In July 1913, the Mayor informed all department heads that he was having the Storekeeper report directly to him to assure their compliance with the new procedures.

In 1916, the Board of Estimates appointee Mr. Philip W. Tucker, City Purchasing Agent, reporting directly to the Board of Awards, and requiring that all contracts for $500.00 and over be subject to the Board of Awards’ approval and that they must be solicited competitively. The Board of Awards was to exercise supervisory control over smaller purchases which must be processed through the City Purchasing Agent.

In April, the City Purchasing Agent introduced the use of the Daily Bulletin System of posting prominently in the City Hall, the requirements of certain commodities, and the specific days of their purchase. In June of the same year, the Mayor appointed a select committee to standardize the City’s common item requirements.

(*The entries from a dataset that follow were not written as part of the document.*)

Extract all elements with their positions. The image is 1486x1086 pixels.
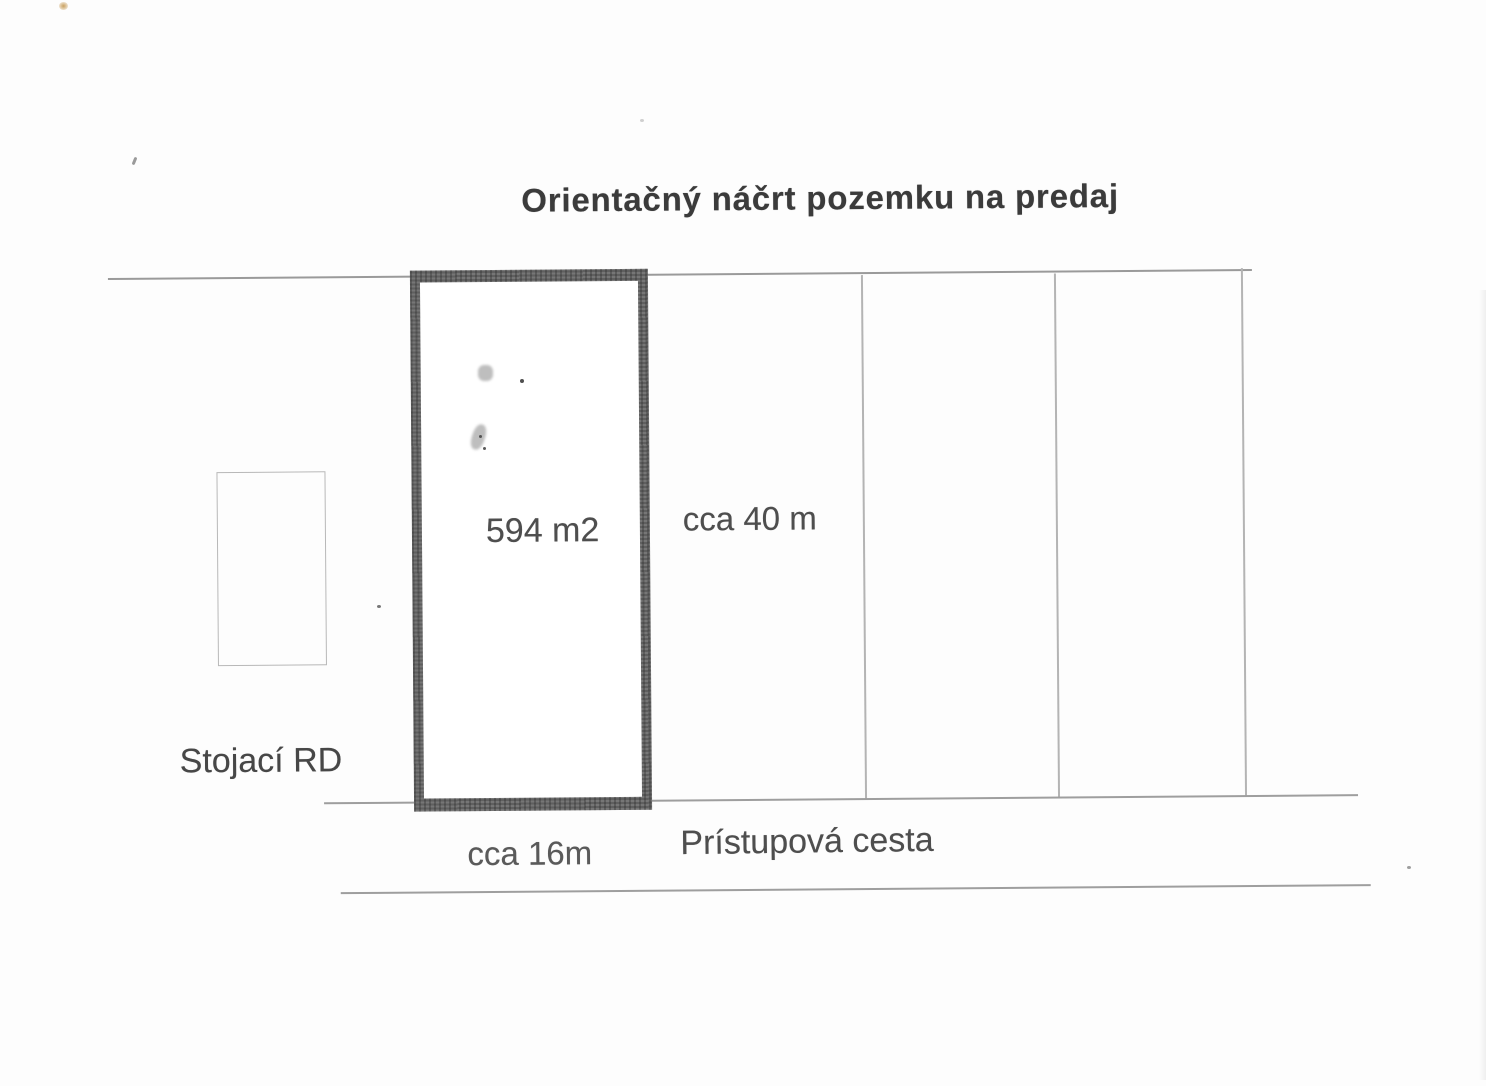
parcel-divider-line-1 (860, 275, 867, 800)
road-edge-line-bottom (340, 884, 1371, 894)
scan-speck (1407, 866, 1411, 869)
scan-speck (377, 605, 381, 608)
parcel-divider-line-3 (1240, 268, 1247, 797)
page-title: Orientačný náčrt pozemku na predaj (521, 177, 1119, 219)
scan-smudge (478, 365, 493, 381)
scan-speck (479, 435, 482, 438)
plot-depth-label: cca 40 m (682, 499, 817, 538)
house-label: Stojací RD (179, 741, 343, 781)
scan-speck-yellow (59, 2, 68, 10)
house-outline (216, 471, 327, 667)
scan-speck (520, 379, 524, 383)
plot-area-label: 594 m2 (485, 511, 600, 551)
scan-speck (483, 447, 486, 450)
road-label: Prístupová cesta (680, 820, 934, 863)
plot-width-label: cca 16m (467, 834, 593, 873)
scan-speck (640, 119, 644, 122)
scan-edge-shadow (1479, 290, 1486, 1080)
boundary-line-top (107, 268, 1252, 280)
parcel-divider-line-2 (1053, 273, 1060, 798)
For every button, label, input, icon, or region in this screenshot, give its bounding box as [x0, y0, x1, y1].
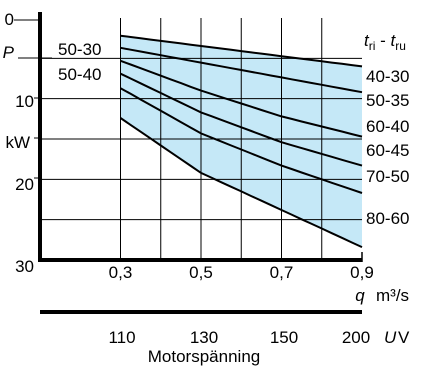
left-label-50-40: 50-40 — [58, 65, 101, 84]
series-line-40-30 — [120, 34, 363, 68]
y-tick-label: 20 — [15, 175, 34, 194]
gridlines — [40, 18, 362, 260]
y-unit-tick: kW — [5, 133, 30, 152]
left-label-50-30: 50-30 — [58, 40, 101, 59]
x2-tick-label: 130 — [190, 328, 218, 347]
legend-label-40-30: 40-30 — [366, 67, 409, 86]
y-tick-label: 30 — [15, 257, 34, 276]
x-tick-label: 0,3 — [109, 263, 133, 282]
x-axis-label: q — [355, 286, 365, 305]
y-tick-label: 10 — [15, 92, 34, 111]
series-line-60-40 — [120, 59, 363, 138]
series-line-60-45 — [120, 72, 363, 167]
x-tick-label: 0,7 — [270, 263, 294, 282]
y-axis-label: P — [3, 43, 15, 62]
x2-axis-label: U — [384, 328, 397, 347]
legend-label-60-40: 60-40 — [366, 117, 409, 136]
x2-axis-unit: V — [398, 328, 410, 347]
legend-labels: 40-30 50-35 60-40 60-45 70-50 80-60 — [366, 67, 409, 228]
x-tick-labels: 0,3 0,5 0,7 0,9 — [109, 263, 374, 282]
legend-label-60-45: 60-45 — [366, 141, 409, 160]
y-tick-label: 0 — [5, 10, 14, 29]
series-line-80-60 — [119, 117, 363, 249]
x-tick-label: 0,5 — [189, 263, 213, 282]
x2-tick-label: 110 — [108, 328, 135, 347]
legend-title: tri - tru — [364, 31, 406, 53]
legend-label-70-50: 70-50 — [366, 167, 409, 186]
x2-tick-label: 200 — [342, 328, 370, 347]
axes — [14, 12, 363, 314]
series-lines — [119, 34, 363, 249]
x2-caption: Motorspänning — [148, 347, 260, 366]
legend-label-50-35: 50-35 — [366, 91, 409, 110]
series-line-70-50 — [120, 87, 363, 194]
x2-tick-label: 150 — [270, 328, 298, 347]
x-axis-unit: m³/s — [376, 286, 409, 305]
x-tick-label: 0,9 — [350, 263, 374, 282]
series-line-50-35 — [120, 46, 363, 94]
legend-label-80-60: 80-60 — [366, 209, 409, 228]
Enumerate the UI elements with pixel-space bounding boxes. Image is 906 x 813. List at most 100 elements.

1918 saw the preparation and acceptance of the revisions to the City Charter including the formulation of the bidding procedures which for the most part, prevailed to date.

The purchasing functions continued under the aegis of the Board of Awards until 1927 when it was recreated as a separate agency titled "The Central Purchasing Bureau".

As a result of the 1964 revision of the City Charter, which redefined the City’s General Powers (Art. I), it also created the Department of Finance.

The Bureau of Purchases was then made a responsibility of the Department of Finance, by empowering the Director — "to appoint such assistants and employees as may be provided for in the Ordinances of Estimates and shall perform the duties and exercise the powers which are herein or may hereafter be imposed or conferred upon the Department of Finance."

This has been the authority for the origin of the Bureau of Purchases as it now exists, through various Charter amendments.

The provisions of the City Charter Article VII, chapter 14, sub-paragraphs (a), (b), (c) and (d) which relate to Purchasing, in essence, conveys the authority (Laws of Agencies) that are now being exercised by the Department of Finance and the delegation of those powers and duties as outlined by the Director, were passed on to the Bureau of Purchases. It is under these that the Bureau of purchases now functions."

Excerpt from "A Brief Resume of the History of the Bureau of Purchases," Bureau of Purchases Manual, Systems and Procedures" 1988.